The LW is concerned because of "angry messages on T-shirts, anti-male sitcoms on TV, sniping articles on Broadsheet" -- and a sense that the women he knows are angry at men. As a possible reason, he concedes that women may face "many face tough decisions that men do not" -- but he never considers that men might be responsible for the anger of women.
Cary is right, of course, that his idea of "angry women" is abstract and unreal, but the LW seems clueless about the origin of anger in person or in the media. Maybe there are blogs and t-shirts that express anger because women are legitimately pissed about sexism, attacks on their reproductive rights, and the treatment they receive from men on a daily basis.
So as a woman, here is my advice -- stop blaming women for "relations between the sexes" and stop taking it personally when you see an "anti-male" blog or sitcom. (Not even quite sure what that means.) You can be part of the problem, by complaining that women are too bitter and telling them to be nicer to men...
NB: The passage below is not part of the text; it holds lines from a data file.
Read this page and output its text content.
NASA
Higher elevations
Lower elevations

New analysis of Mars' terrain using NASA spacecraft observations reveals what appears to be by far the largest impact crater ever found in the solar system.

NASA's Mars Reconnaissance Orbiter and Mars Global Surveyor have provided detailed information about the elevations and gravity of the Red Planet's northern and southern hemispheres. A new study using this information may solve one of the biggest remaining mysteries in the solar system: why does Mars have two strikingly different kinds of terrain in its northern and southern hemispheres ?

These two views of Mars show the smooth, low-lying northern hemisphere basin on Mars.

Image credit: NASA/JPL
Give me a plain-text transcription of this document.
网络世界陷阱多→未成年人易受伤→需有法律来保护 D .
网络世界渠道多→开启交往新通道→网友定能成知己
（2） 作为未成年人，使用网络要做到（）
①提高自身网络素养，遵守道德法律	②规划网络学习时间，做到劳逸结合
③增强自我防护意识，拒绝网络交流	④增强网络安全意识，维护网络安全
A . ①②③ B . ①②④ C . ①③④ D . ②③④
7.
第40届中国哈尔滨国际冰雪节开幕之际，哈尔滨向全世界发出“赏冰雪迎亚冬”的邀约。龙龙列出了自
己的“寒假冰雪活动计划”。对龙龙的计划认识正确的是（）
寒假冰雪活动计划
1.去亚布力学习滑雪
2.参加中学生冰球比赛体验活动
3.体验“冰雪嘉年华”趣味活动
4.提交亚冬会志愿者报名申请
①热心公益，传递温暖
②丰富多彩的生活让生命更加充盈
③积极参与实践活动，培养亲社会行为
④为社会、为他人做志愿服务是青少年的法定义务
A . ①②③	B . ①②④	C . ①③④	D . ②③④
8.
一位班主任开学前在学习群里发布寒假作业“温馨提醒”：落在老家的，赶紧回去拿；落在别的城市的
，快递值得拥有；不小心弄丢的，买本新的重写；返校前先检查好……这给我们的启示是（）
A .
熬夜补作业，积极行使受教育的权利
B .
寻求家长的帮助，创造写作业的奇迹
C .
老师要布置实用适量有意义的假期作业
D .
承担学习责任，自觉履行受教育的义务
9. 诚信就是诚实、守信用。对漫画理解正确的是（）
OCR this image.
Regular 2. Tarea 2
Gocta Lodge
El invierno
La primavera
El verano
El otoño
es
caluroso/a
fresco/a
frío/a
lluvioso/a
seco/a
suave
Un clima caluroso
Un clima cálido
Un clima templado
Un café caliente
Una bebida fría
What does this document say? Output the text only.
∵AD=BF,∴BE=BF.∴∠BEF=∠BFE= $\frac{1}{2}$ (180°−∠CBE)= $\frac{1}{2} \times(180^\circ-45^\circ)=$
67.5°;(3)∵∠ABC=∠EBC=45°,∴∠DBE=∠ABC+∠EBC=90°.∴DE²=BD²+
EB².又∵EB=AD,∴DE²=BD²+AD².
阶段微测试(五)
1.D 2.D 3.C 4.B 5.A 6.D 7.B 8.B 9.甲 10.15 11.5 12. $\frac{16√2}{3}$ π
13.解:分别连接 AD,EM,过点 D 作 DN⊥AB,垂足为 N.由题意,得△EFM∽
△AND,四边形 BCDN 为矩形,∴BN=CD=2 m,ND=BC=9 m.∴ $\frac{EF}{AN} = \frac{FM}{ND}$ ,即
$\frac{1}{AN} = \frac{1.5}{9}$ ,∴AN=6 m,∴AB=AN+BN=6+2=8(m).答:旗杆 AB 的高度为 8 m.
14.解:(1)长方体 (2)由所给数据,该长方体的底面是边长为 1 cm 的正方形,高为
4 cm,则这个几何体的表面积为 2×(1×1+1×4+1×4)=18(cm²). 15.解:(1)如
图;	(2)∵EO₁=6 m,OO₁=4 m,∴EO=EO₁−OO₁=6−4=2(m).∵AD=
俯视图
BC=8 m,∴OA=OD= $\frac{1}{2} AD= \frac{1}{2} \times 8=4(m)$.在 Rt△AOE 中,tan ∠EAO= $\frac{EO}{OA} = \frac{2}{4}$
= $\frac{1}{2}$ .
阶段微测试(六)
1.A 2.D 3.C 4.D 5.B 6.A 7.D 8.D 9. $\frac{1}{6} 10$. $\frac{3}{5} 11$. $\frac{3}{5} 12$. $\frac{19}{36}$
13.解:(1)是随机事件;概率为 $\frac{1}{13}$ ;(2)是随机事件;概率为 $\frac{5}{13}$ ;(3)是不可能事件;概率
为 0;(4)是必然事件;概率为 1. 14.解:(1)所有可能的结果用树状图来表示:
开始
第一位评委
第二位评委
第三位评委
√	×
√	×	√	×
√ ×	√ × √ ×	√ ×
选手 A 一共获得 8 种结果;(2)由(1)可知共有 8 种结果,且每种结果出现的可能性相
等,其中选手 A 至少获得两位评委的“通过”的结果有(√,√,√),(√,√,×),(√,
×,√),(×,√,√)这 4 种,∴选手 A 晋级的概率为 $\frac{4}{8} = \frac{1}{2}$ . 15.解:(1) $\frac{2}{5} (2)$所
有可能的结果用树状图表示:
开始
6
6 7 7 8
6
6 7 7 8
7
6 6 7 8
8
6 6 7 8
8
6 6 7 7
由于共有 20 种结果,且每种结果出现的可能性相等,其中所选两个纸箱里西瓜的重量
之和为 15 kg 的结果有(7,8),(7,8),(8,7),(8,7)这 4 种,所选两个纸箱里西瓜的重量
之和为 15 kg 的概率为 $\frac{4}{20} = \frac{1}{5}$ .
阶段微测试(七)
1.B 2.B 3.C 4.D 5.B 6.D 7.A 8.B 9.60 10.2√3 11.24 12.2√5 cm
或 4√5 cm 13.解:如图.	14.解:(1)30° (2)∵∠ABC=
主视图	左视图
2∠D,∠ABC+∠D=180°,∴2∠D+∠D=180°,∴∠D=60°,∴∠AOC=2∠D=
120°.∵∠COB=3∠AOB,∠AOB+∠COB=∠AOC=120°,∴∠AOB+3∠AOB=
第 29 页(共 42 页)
Or you can actually help by understanding the reasons behind the anger that you perceive. If you agree with a woman that she has a right to be angry, if you listen to her frustrations without telling her she shouldn't feel the way she does -- then you will not be a target of her anger. Because you will be one of the men who understands, instead of one of the men who is oppressing her.
In other words, you can help by recognizing your own male privilege. Women are angry 1) men who directly oppress them, and 2) men who don't recognize that sexism is still a problem. Don't be those men. Be the man who wants women to get angry because you want things to be better for women in the world. This will improve your individual relations with women.
But you can be understanding of a position instead of acting like everyone who disagrees with you on a certain point is out to harm all of wo/man kind. Sorry but this guy has a point, and it's not based off of watching too many sitcoms (*gag*), alot of it's based off of the public forums from which people speak. Broadsheet is for "real" women, not "sitcom" women, right? So what kind of message does it send to men when these "real" women, supposed feminists fighting for equal rights, completely flip around when the issue of men's rights pops up? It tells men that women have no interest in equal rights or an equal share in power, just a shift of power preferably into their hands. And if you truly believe there's no such thing as a cultural mentality, I've got a bridge in NYC I'd like to sell you.
Ya'll also say "Don't take it personally, try to be understanding." Hey, we do understand, that's not the issue, your anger at the world and the sexist pigs is running off and hitting those of us who are trying to help you. Last I checked, that's a form of abuse to vent frustration on those who aren't the cause. There are more men than you want to admit who want to help out and reach a compromise that makes everybody happy, of course you would know this if you weren't too busy kneeing them in the balls because they step slightly out of line with your ideology.
Also, the comment "feminists have been fighting all on their own," truly makes me believe that some of the feminists here like to view themselves as victims a little too much. It's also comments like those which piss off men, especially alot of liberal men who fight vehemently for equal rights any chance they get. So you'll have to excuse some men for taking it personally when they don't get noticed for the civil rights work that they do and are also lumped in with the sexist pigs all so women can "vent."
"Why can't you be more understanding that I'm kneeing you in the balls because the sexist pigs are making my life hell?" Gee, cuz I ain't one of them maybe?